Infants exposed to nurturing touch are more likely to develop into stress-resilient adults even if they were born with risk factors for stress-related problems! The infants who benefit from affection the most are infants who have "difficult" temperaments. Physical contact has stress-busting chemicals that lower cortisol levels and have a calming effect in infants.
Breastfeeding and co-sleeping, defined as an infant sleeping in the same room or bed as the parents, during the first 6 months of life impacts infant cortisol regulation over time.

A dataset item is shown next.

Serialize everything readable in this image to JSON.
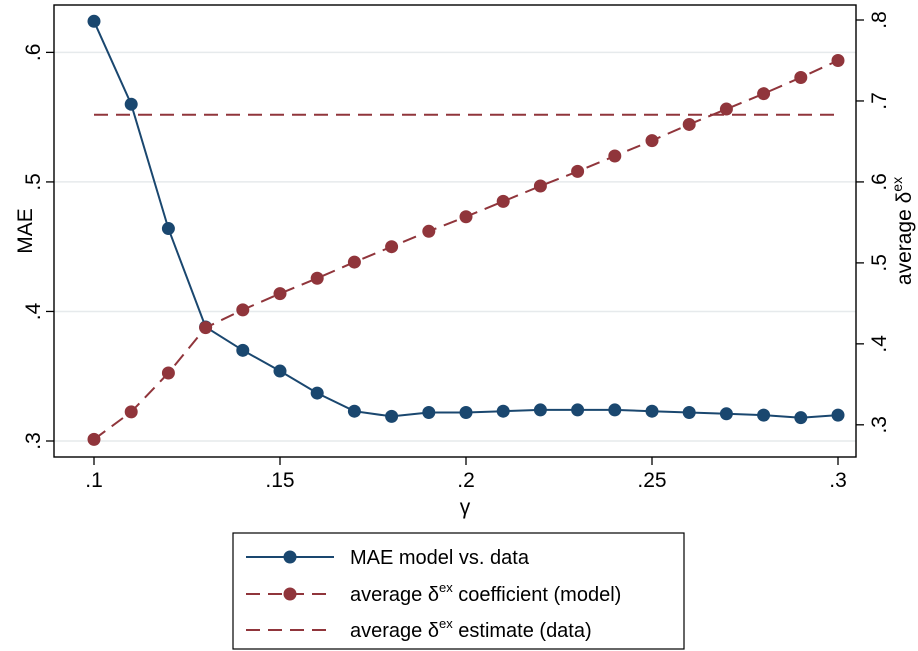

A study from the Developmental Psychology, Behavioural Science Institute in the Netherlands found that even after controlling for maternal sensitivity, infant attachment status, feeding, and sleeping arrangements at 12 months of age the more weeks an infant spent co-sleeping and breastfeeding predicted lower infant cortisol reactivity to the strange situation test. In the early months of your baby’s life, proximity matters!
Listen to your baby
Unwanted touch or overstimulation can be just as stressful to an infant. Get to know what kind of touch your child likes and adjust your approach based on your infants' cues. Studies have found that physical contact during a bath, talking to your baby while touching them, and singing regulate cortisol levels after a stressful event.
If you are finding it difficult to connect with your infant or are experiencing signs of depression, anxiety, or overwhelm, please reach out to someone you trust and ask for help.